The movie would be much easier to dismiss as trash if not for the "Angela" segment. Fröbe is wonderful, injecting some real pathos into a comic role, and Catherine Deneuve -- filmed just before or after REPULSION -- is radiant with a knowing, sly quality I've never seen her tap in any other performance. The segment also contains one of those images whose wonderment makes the whole thing worth sitting through: After one of Angela's lovers eludes discovery by jumping from a window onto a pile of pillows, sending goose feathers everywhere, Fröbe follows his beloved Angela as she "sleepwalks" in her white nightgown along a rooftop back to their room, goose down everywhere against the night sky like the flakes in a snow globe.

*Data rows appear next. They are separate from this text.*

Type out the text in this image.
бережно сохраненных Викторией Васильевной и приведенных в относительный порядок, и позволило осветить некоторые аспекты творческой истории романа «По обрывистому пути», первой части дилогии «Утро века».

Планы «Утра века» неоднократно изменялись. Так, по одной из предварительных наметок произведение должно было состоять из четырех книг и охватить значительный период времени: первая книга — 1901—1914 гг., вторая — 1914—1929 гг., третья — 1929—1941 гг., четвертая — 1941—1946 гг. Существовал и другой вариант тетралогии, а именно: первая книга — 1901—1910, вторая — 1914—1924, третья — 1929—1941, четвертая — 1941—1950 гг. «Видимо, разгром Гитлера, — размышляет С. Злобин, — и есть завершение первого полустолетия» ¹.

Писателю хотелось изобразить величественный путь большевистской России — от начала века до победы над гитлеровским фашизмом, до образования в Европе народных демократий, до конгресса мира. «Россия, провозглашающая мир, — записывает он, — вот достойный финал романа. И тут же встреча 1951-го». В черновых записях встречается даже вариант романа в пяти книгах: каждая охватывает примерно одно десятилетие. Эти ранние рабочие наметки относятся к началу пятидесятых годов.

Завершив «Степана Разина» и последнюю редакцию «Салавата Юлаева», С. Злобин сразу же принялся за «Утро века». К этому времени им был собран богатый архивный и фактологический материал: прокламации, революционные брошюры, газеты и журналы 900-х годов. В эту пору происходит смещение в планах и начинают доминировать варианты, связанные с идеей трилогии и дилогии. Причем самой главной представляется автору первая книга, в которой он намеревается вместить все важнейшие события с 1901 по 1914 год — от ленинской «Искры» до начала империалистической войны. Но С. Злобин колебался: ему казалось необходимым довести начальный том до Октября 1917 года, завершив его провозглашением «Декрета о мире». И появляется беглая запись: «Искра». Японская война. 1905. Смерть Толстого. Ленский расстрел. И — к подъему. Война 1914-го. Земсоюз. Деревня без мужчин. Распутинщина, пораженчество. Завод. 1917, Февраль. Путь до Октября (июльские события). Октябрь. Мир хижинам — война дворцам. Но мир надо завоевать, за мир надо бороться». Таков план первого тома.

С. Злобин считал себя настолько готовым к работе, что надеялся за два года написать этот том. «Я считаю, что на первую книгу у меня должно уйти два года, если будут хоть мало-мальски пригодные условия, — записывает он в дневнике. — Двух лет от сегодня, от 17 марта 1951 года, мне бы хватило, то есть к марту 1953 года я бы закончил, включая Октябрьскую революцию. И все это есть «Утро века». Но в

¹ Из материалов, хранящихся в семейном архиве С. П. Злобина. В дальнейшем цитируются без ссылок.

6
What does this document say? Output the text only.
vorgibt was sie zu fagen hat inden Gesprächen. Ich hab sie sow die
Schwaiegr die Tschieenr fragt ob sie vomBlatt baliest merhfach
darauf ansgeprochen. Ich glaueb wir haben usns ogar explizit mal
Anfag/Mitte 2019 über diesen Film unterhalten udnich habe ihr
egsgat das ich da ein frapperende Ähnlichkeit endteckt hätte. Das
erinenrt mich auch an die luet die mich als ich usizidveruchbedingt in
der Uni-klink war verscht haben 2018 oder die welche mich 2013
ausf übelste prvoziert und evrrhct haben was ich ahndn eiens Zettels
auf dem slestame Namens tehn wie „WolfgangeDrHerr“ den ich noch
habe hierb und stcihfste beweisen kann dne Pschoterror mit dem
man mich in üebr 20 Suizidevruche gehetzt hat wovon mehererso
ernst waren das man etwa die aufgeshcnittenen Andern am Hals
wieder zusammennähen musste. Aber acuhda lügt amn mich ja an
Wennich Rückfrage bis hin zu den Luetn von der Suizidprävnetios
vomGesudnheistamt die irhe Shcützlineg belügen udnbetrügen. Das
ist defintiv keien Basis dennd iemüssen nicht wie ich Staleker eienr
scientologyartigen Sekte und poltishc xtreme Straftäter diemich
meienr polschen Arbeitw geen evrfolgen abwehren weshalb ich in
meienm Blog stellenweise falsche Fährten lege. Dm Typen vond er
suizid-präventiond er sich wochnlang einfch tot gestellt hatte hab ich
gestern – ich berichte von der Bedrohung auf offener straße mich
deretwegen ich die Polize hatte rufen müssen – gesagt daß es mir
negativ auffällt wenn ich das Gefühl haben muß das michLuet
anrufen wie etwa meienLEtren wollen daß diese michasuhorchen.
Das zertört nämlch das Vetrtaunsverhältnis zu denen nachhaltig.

I watched the Televista DVD, which is fairly poor quality -- nothing at all so lovely as the image I've Googled to illustrate this report. I understand Das Liebeskarussell is available on DVD in Germany at a shorter running time. This suggests to me that the import doesn't contain any of the Dr. Royce Druthers nonsense and thus might hold up better as entertainment and time capsule; however, I'm not sure whether an English track is provided. On the trivial side of things, I noticed one of Jean Rollin's famous Castel twins -- Marie-Pierre or Catherine -- sitting behind Dr. Druthers at the Paris café and walking through one other scene as an extra. Her hair is black, as it was in 1970's THE NUDE VAMPIRE... and 1969-70 sounds about right, considering the LOVE, AMERICAN STYLE influence seen in the comedy vignette blackouts that Druthers uses to pepper his sagacity.